Chapter 7 Chinese Text Processing

In this chapter, we will discuss one of the most important issues in Chinese language/text processing, i.e., word segmentation. When we discuss tokenization in @ref{tokenization}, it is easy to do the word tokenization in English as the word boundaries in English are more clearly delimited by whitespaces. Chinese, however, does not have whitespaces between characters, which leads to a serious problem for word tokenization.

This chapter is devoted to Chinese text processing. We will look at the issues of word tokenization and talk about the most-often used library, jiebaR, for Chinese word segmentation. Also, we will include several case studies on Chinese text processing.

7.1 Chinese Word Segmenter jiebaR

First, you haven’t installed the library jiebaR, please install:

Now let us take a look at a quick example.

##  [1] "綠黨"     "桃園市"   "議員"     "王浩宇"   "爆料"     "指民眾"  
##  [7] "黨"       "不"       "分區"     "被"       "提名"     "人"      
## [13] "蔡壁如"   "黃"       "瀞"       "瑩"       "在昨"     "6"       
## [19] "日"       "才"       "請辭"     "是"       "為領"     "年終獎金"
## [25] "台灣民眾" "黨"       "主席"     "台北"     "市長"     "柯文"    
## [31] "哲"       "7"        "日"       "受訪"     "時則"     "說"      
## [37] "都"       "是"       "按"       "流程"     "走"       "不要"    
## [43] "把"       "人家"     "想得"     "這麼"     "壞"

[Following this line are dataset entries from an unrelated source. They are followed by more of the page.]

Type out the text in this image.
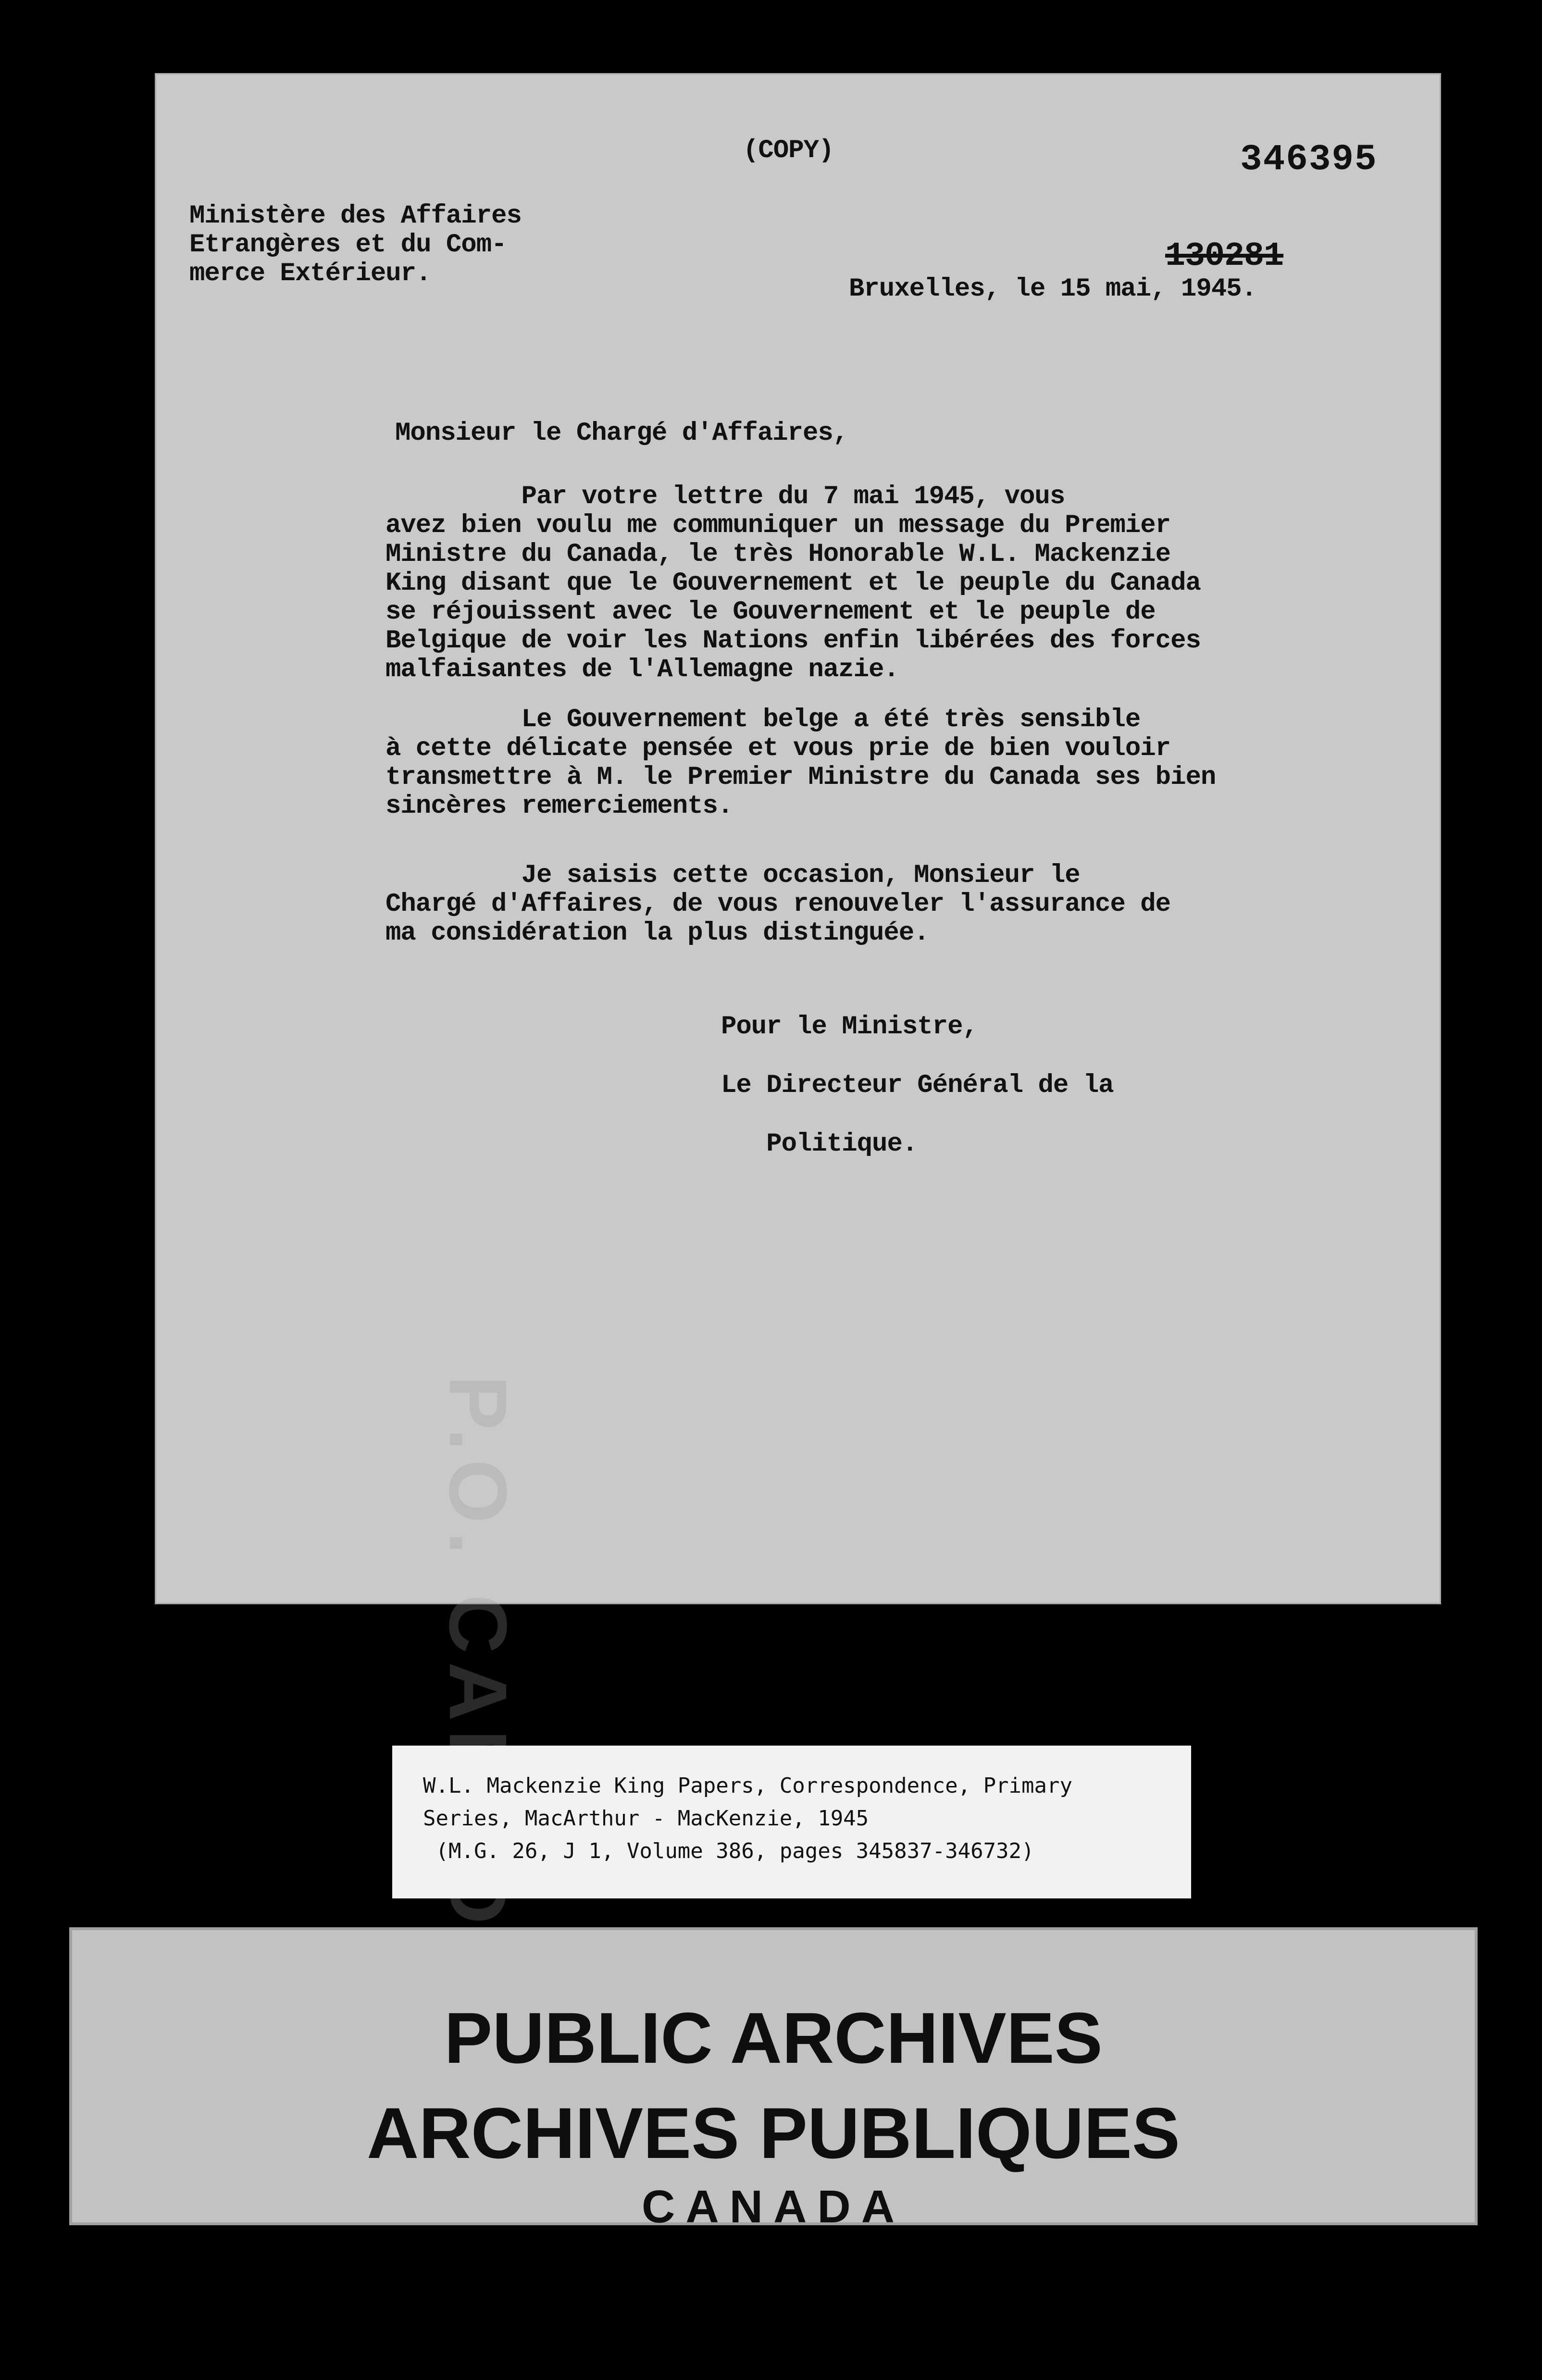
(COPY)	346395
130281
Ministère des Affaires
Etrangères et du Com-
merce Extérieur.
Bruxelles, le 15 mai, 1945.
Monsieur le Chargé d'Affaires,
Par votre lettre du 7 mai 1945, vous
avez bien voulu me communiquer un message du Premier
Ministre du Canada, le très Honorable W.L. Mackenzie
King disant que le Gouvernement et le peuple du Canada
se réjouissent avec le Gouvernement et le peuple de
Belgique de voir les Nations enfin libérées des forces
malfaisantes de l'Allemagne nazie.
Le Gouvernement belge a été très sensible
à cette délicate pensée et vous prie de bien vouloir
transmettre à M. le Premier Ministre du Canada ses bien
sincères remerciements.
Je saisis cette occasion, Monsieur le
Chargé d'Affaires, de vous renouveler l'assurance de
ma considération la plus distinguée.
Pour le Ministre,
Le Directeur Général de la
Politique.
W.L. Mackenzie King Papers, Correspondence, Primary
Series, MacArthur - MacKenzie, 1945
(M.G. 26, J 1, Volume 386, pages 345837-346732)
PUBLIC ARCHIVES
ARCHIVES PUBLIQUES
CANADA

To segment a text, you first initialize a segmenter seg1 using worker() and use this segmenter to segment() texts.

There are many different parameters you can specify when you initialize the segmenter worker(). You may get more detail via the documentation ?worker. Some of the important arguments include:

  • user = ...: This argument is to specify the path to a user-defined dictionary
  • stop_word = ...: This argument is to specify the path to a stopword list
  • symbol = FALSE: Whether to return symbols (default is FALSE)
  • bylines = FALSE: Whether to return each word one line at a time

From the above examples, it is clear to see that some of the words are not correctly identified by the current segmenter: 民眾黨, 不分區, 黃瀞瑩, 柯文哲. It is always recommended to include a user-defined dictionary when doing the word segmentation because different corpora may have their own unique vocabulary.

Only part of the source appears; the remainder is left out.